The government reported that wages increased by an average of 12 cents an hour to $26.55, or a gain of about 2.9 percent on the year — much higher than the 2 percent target the Federal Reserve says is necessary for healthy inflationary increases. That also means the Fed is liable to approve another rate hike at its December meeting.
In addition to positive labor figures in the Trump era, Wall Street continues its meteoric rise, which was acknowledged by the president in a tweet on Thursday. “Stock Market hits an ALL-TIME high! Unemployment lowest in 16 years! Business and manufacturing enthusiasm at highest level in decades!” (Related: Left-wing media now blaming Trump for Puerto Rico hurricane damage… is EVERYTHING his fault?)

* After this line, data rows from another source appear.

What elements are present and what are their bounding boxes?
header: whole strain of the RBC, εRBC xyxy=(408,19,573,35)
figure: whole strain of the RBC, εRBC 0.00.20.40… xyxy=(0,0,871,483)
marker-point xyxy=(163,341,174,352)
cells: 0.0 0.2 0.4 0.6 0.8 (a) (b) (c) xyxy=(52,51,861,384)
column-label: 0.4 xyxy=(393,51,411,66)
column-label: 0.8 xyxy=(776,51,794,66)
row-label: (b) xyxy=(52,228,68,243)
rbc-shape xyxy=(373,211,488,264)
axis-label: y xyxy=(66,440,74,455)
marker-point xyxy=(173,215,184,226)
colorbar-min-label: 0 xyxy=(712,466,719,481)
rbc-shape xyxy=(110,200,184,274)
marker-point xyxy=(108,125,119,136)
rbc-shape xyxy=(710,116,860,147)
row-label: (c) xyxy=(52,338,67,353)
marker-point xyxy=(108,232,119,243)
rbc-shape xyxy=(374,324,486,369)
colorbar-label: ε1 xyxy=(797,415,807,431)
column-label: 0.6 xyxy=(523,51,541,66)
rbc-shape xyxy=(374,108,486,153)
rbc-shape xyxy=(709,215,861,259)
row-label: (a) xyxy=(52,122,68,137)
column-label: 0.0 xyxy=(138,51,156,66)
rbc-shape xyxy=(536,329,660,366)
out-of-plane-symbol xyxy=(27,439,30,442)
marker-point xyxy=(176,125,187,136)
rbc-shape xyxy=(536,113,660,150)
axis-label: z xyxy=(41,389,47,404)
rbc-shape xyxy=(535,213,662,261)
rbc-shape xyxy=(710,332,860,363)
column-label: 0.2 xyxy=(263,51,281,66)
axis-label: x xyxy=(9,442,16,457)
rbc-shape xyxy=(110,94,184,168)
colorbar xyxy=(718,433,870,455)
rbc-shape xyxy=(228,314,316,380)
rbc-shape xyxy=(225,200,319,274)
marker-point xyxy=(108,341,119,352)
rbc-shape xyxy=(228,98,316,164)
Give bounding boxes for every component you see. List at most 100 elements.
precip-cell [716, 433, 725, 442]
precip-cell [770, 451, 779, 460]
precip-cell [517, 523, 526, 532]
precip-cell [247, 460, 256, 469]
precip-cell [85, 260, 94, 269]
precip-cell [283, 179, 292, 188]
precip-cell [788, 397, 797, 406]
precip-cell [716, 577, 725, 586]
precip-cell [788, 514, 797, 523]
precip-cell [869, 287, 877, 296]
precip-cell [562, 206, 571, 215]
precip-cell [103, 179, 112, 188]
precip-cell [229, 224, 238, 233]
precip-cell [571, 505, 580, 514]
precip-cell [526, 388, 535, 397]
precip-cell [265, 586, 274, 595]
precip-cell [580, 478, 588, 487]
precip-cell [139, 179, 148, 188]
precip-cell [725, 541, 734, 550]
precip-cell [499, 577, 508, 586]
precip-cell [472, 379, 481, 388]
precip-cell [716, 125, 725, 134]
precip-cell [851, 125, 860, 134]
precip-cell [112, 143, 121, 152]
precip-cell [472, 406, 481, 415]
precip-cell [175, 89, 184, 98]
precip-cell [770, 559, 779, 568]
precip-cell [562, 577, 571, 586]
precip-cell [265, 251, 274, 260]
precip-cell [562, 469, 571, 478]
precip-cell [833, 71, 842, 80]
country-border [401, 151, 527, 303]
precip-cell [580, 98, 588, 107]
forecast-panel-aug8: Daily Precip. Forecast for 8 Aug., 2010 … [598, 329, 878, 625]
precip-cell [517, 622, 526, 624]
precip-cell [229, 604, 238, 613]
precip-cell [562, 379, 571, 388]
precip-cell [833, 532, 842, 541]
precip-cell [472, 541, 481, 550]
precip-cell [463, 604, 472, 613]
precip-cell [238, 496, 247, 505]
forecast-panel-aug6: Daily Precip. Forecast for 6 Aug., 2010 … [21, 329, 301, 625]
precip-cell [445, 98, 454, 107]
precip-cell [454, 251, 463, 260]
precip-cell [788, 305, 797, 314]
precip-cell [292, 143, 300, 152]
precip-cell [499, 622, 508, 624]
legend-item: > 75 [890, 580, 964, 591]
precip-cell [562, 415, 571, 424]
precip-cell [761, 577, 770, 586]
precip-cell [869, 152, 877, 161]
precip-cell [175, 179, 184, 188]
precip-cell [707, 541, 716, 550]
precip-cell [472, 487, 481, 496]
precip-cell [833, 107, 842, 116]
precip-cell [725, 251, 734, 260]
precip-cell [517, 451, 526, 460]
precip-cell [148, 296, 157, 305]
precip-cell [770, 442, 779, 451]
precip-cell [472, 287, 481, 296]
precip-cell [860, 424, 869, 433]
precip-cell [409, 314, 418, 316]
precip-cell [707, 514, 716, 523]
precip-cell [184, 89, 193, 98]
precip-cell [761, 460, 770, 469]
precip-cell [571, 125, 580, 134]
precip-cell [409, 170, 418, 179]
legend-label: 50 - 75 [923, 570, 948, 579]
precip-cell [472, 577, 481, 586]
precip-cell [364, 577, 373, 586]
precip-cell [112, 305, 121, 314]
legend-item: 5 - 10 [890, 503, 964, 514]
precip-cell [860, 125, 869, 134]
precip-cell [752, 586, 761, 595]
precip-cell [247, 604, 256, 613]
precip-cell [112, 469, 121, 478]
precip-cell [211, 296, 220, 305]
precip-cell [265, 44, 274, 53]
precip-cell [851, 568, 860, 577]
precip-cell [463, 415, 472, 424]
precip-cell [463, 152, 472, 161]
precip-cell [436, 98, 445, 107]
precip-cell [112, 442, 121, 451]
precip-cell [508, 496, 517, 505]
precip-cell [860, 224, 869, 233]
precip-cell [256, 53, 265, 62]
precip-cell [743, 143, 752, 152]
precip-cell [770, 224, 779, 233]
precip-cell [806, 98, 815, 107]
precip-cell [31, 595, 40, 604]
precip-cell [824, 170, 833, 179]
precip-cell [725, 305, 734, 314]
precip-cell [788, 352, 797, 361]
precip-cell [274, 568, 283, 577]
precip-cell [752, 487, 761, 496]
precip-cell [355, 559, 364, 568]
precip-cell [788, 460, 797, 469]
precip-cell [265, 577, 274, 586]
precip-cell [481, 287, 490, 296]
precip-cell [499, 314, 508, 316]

As noted by the Los Angeles Times, Thursday’s gain was the latest for a market that has steadily advanced since Trump won the election in November. The rise means both the economy and corporate profits have improved, but also the retirement portfolios of tens of millions of Americans who have retirement accounts and IRAs tied to investments.
The paper noted:
The S&P 500 rose 14.33 points, or 0.6%, to 2,552.07. The Dow Jones industrial average gained 113.75, or 0.5%, to 22,775.39, and the Nasdaq composite rose 50.73, or 0.8%, to 6,585.36. All three indexes added to their records set a day earlier, again.
Despite the fact that the economy has steadily improved following Trump’s election, spurred on in part by his efforts to reform the tax code, repeal Obamacare and dramatically cut regulations, Democrats and the Left-wing “mainstream” media are loathe to give him credit. But you can bet if the economy were tanking, Trump would get the blame.